Meydan Larousse Ansiklopedisi'nin "Uygurlar" maddesinde şu bilgiler yer almıştır.
"Kutluğ Bilgi Kül Kağan, Uygur Devletini kurduktan kısa bir süre sonra öldü. Yerine oğlu Bayan Çur geçti. Babasının devrinde Yabguluk yapmış olan Bayan Çur Kağan, Batı sınırında bulunan Türkeş Devletini yenerek ülkesini Seyhun Irmağına kadar genişletti. Sonra da Doğu Türkistan'daki ticaret şehirlerini ele geçirmiş olan Tibetlileri, Doğu Türkistan'dan çıkardı. Böylece ticaret hayatına atılan Doğu Türkistan'dan çıkardı. Böylece ticaret hayatına atılan Uygurlar, Tugan Beşbalığ, Kuça ve Karaşar gibi şehirlere yerleşmeye başladılar. (...) 840'da büyük bir Kırgız ordusu Uygur başkenti Ordu Balığ'ı ele geçirdi. Halkın çoğunu kılıçtan geçirdi. Bu olaydan sonra Uygurlar çeşitli ülkelere göç ettiler. Kırgızlardan kurtulan 15 Uygur boyu, batıda Karluklara sığındı. Bazı Uygur boyları Doğu Türkistan'daki Turfan, Karaşar şehirlerine yerleştiler. (...) Uygurlar; en medeni Türk kavimlerinden biriydi. Doğu Türkistan'daki Kara Balgasun, Beş Balığ, Karaşar, Hoço, Turfan, Kargar, Kargan gibi birçok şehri geliştirerek yerleşik hayata geçtiler. (...) Uygurlar arasında Mani ve Buddha (Budizm) dinleri yayıldı..."

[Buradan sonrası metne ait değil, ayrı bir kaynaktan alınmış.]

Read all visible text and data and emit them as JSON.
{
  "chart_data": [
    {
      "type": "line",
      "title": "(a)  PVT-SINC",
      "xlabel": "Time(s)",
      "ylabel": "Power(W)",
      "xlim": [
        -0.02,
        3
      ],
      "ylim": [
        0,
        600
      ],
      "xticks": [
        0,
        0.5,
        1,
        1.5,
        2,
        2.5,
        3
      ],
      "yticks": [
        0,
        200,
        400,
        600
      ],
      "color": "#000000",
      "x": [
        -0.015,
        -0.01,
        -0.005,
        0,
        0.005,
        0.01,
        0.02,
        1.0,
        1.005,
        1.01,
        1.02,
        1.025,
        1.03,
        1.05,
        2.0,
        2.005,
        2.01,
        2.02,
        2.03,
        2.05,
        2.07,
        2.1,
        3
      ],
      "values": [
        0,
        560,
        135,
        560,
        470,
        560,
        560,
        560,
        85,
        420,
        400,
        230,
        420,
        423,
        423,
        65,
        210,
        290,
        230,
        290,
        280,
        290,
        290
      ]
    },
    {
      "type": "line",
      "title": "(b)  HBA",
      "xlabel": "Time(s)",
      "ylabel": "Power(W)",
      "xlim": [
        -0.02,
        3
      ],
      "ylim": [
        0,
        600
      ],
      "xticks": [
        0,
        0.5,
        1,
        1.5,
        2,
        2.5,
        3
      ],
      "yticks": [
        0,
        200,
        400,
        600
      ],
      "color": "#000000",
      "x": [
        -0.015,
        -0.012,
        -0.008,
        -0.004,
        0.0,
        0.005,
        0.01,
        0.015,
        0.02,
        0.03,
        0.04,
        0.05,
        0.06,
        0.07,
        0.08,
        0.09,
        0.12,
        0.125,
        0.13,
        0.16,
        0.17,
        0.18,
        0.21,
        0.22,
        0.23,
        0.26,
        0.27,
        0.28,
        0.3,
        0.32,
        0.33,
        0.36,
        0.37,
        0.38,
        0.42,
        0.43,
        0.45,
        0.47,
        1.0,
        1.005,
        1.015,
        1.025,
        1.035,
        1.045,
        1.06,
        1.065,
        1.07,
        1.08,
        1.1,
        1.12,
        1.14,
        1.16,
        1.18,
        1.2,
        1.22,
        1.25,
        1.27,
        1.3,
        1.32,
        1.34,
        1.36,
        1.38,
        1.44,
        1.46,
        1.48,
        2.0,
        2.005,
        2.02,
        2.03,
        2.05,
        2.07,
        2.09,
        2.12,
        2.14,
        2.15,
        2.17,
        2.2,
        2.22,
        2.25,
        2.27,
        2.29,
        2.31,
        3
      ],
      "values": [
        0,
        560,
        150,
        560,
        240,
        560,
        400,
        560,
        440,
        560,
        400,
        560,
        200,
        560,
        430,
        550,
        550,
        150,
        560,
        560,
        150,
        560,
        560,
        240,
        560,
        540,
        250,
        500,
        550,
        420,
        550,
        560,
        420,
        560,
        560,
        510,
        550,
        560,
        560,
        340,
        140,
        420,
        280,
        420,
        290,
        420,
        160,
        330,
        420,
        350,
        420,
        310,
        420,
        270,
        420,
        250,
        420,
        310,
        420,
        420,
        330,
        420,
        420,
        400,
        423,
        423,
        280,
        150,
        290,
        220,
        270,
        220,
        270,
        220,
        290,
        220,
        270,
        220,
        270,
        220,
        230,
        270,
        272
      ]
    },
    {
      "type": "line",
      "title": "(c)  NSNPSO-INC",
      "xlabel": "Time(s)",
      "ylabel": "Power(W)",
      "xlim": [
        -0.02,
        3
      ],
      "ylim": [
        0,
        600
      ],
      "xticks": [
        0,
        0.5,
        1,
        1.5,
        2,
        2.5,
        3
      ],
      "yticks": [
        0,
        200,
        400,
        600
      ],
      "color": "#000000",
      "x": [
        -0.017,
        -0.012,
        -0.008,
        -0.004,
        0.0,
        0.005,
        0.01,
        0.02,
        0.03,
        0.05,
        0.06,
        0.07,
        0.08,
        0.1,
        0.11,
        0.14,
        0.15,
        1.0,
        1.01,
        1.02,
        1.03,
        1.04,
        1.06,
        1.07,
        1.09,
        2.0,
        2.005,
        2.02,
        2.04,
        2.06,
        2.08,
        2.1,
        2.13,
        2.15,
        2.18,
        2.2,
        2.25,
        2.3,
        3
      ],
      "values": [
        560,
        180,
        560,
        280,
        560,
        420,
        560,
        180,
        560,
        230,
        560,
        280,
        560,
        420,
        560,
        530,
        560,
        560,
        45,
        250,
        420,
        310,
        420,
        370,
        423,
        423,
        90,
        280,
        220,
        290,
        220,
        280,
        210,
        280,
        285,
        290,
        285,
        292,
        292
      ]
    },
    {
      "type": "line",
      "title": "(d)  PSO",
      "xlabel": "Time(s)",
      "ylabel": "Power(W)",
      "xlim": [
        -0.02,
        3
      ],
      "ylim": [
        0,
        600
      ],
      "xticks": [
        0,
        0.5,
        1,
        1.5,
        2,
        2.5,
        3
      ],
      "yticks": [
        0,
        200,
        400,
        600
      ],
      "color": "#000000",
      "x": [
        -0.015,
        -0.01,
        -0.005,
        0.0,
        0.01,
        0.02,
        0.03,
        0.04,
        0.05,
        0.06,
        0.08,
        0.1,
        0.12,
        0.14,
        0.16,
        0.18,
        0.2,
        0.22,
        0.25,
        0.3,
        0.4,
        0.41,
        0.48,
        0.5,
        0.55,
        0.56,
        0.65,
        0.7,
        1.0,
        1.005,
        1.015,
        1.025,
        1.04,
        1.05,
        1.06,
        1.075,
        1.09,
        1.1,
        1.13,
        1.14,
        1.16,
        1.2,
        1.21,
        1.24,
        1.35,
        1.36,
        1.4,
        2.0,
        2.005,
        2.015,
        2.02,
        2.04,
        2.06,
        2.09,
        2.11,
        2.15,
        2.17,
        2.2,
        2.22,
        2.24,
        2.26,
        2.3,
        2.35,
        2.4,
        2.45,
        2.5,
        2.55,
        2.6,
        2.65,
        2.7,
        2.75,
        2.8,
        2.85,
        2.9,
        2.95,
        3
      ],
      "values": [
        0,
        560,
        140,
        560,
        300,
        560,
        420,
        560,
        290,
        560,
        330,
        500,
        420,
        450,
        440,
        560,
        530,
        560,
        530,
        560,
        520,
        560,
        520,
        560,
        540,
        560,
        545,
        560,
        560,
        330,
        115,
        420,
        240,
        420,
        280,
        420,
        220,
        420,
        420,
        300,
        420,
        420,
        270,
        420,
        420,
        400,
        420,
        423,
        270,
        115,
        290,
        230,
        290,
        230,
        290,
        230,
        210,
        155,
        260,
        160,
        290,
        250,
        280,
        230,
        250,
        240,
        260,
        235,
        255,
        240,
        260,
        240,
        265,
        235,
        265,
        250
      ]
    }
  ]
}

Tarihçi Kemal Su, Uygurlar ve Uygur Medeniyeti adlı eserinde şu bilgilere yer verir:
"Şarkı-tiyan-Şan Uygurların Pay-ı tahtı 'Hoco' şehri idi... Uygur Hanları yazın Beşbalıg şehrinde otururlardı... Beşbalıg beş şehir demektir. Bu şehir Hoço, Beşbalıg, Sülmü, Canbalıg, Yenibalıg'dır. Bunlardan 'Karahoço' şehrinin harabelerinde birçok kıymetli araştırmalar yapılan şehirde... Karahoço (Karaşar/H.N.Ş) tarafında oturanlar 'Kara Uygur', Sütjav tarafında yaşayanlar 'Sarı Uygur' adlarını taşıyorlardı. Kara Uygurlar kendi dillerini unutmuşlar; Moğolca konuşmaktadırlar. Sarı Uygurlar ise dillerini ve eski medeniyet eserlerini muhafaza etmişlerdir. Gerek Sarı, gerek Kara Uygurlar Budist mezhebine sahiptirler... 981'de Karahoço şehrini ziyaret etmiş olan Vanyandi aristokratların at, koyun, ördek, kaz eti yediklerini kaybediyor..."
Prof. Dr. Bahaddin Ögel'in İslamiyetten Önce Türk Kültür Tarihi adlı yapıtında Uygurlarla ilgili şu açıklamayı yapar:
"Uygurların Güneyde temas ettikleri başlıca kültürler, Çin ve Doğu Türkistan kültürleri idi. Uygurların Çin'le olan temasları daha ziyade siyasi bir gaye gütmekte idi. Ellerinde de Maniheizm gibi kuvvetli bir din ve kültür silahı vardı. Mani dinini kabul eden ve hatta rahiplik mevkilerini de ellrinde tutan Uygurlar, yavaş yavaş Çin'in uzak bölgelerine kadar yayılıyorlar ve Mani mabetleri kurmaya, bu münasebetle de Mani dinini yaymaya çalışıyorlardı. Uygur Kağanı da bu din adamlarının faaliyetlerini siyasi nüfuz ve kuvveti ile destekliyordu.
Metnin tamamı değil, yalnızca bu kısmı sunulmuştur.